In de 20e eeuw hebben we het ontwaken van het sociale gevoel in de mens beleefd. Tevoren zal dat zeker in bepaalde persoonlijkheden aanwezig zijn geweest, maar het werd nooit een wereldwijde beweging. Het sociale gevoel ontwikkelde zich tot communisme en socialisme.
Wanneer ik terugdenk aan de jaren zestig - ik was toen op de middelbare school - dan herinner ik me hoe mijn klasgenoten grote interesse in de politiek hadden. Ik groeide op in Amsterdam, bezocht een gymnasium, waar dit groeiende sociale politieke bewogen-zijn de pioniers vond. De opgroeiende jonge mensen probeerden zichzelf te bevrijden van de autoriteit. Er waren de revoluties van de studenten, die wilden medezeggenschap in hun opvoeding. Er waren de arbeiders die zich van de overheersing van het kapitalisme wilden bevrijden. Zij namen de socialistische en communistische principes van voor de Tweede Wereldoorlog weer op. Het was de tijd van het existentialisme van Jean-Paul Sartre en Simone de Beauvoir. Je kon de woorden 'God is dood' en 'Make love, not war' overal zien.

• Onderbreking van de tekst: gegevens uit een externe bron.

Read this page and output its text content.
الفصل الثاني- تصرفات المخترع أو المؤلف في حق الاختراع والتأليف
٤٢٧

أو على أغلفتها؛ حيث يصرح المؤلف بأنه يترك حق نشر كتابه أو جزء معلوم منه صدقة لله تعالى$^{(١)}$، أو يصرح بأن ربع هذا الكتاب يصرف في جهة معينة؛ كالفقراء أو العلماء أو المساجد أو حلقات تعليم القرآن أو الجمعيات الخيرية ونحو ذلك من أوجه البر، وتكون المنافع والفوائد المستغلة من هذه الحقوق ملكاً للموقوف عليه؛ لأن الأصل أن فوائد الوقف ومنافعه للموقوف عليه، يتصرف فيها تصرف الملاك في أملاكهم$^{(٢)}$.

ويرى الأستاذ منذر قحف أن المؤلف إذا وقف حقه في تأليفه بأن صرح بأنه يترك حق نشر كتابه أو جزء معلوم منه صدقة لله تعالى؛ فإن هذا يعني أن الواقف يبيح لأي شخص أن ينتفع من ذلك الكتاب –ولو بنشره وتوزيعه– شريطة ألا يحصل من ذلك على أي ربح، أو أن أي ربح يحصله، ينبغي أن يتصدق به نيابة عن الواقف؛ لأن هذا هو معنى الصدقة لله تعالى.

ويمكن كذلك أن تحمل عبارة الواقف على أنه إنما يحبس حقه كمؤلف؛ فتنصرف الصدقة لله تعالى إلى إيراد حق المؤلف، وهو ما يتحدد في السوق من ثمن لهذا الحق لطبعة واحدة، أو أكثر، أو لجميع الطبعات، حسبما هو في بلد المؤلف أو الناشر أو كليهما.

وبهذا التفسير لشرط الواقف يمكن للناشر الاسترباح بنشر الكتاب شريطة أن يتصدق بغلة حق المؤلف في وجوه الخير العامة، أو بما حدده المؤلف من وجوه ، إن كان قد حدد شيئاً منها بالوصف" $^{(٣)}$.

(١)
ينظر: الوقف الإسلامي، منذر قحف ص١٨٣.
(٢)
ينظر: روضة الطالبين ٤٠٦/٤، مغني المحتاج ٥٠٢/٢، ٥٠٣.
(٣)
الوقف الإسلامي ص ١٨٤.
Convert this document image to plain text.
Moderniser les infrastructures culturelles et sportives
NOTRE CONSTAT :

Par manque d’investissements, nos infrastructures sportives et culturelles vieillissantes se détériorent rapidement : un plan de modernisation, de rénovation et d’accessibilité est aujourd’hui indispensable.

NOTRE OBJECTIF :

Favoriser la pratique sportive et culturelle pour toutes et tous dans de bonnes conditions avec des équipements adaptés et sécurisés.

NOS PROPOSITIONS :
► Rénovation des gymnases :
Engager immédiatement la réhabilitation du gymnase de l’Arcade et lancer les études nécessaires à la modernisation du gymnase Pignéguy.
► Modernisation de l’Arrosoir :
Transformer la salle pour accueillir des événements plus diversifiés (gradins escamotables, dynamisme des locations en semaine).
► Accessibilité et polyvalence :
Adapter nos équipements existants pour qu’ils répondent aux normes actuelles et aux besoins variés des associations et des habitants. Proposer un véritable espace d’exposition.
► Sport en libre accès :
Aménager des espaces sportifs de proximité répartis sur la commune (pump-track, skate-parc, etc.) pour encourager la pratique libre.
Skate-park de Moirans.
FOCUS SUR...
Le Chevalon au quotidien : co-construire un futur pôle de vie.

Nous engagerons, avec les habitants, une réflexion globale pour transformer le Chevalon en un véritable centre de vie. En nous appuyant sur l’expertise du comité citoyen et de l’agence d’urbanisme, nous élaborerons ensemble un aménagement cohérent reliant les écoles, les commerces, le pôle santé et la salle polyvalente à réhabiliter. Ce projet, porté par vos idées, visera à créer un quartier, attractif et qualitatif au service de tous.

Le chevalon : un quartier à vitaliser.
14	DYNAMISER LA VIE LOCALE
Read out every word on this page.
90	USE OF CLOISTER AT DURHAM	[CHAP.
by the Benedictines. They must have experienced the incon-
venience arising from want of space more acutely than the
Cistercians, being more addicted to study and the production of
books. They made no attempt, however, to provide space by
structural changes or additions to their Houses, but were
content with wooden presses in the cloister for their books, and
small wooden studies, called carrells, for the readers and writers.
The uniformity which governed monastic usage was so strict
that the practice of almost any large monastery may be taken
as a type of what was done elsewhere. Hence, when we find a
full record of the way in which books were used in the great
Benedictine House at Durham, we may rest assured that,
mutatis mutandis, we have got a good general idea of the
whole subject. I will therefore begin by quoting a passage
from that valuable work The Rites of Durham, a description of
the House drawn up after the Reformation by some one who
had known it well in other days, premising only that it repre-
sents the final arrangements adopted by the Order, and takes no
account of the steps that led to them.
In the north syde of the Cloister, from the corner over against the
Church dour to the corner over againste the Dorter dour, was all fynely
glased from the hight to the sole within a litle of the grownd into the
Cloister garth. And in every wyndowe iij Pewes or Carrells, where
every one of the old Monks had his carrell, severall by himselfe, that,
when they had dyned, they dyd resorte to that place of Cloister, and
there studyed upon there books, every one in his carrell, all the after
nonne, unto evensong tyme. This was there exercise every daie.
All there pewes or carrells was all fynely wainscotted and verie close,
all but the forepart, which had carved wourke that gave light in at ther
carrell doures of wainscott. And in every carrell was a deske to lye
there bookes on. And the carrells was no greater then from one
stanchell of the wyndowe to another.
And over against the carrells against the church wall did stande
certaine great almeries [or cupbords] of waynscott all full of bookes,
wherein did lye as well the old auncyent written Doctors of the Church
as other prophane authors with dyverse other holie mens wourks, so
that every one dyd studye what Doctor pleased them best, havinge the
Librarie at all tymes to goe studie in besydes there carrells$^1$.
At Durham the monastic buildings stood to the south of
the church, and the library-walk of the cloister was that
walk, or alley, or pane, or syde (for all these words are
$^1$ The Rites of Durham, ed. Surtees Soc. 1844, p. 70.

Aan de ene kant voelden we een groeiende vrijheid. Alle autoritaire grondprincipes schenen overwonnen te zijn. Aan de andere kant werd wel duidelijk dat het een versterking van het materialisme was. Het 'God is dood' principe gaf een gevoel van vrijheid, maar het stopte tegelijkertijd alle gedachten over de geest in een lade met daarop de aantekening 'ouderwetse onzin'. Het 'Make love, not war' principe werd uitgevoerd op een puur fysieke wijze. In het Vondelpark kon je in de openlucht zien hoe de liefde werd bedreven. Het existentialisme bleef beperkt tot de existentie op aarde in het fysieke lichaam; Het communisme en socialisme rustten op het principe van de eerlijke verdeling van geld en macht, niet op de meer spirituele aspecten van het sociale leven. Socialisme en communisme bleken puur materialistische visies te zijn.
Hoe zou een sociaal leven, gebaseerd op spirituele inzichten eruit zien? Het zou een sociale kunst zijn. Het materiaal dat deze kunst gebruikt zou de ontmoeting zijn. Het waarachtige gesprek, maar ook de zwijgende ontmoeting. Dit is een spiritueel medium dat tussen mensen werkt. Het kan op een kunstzinnige wijze worden ingezet.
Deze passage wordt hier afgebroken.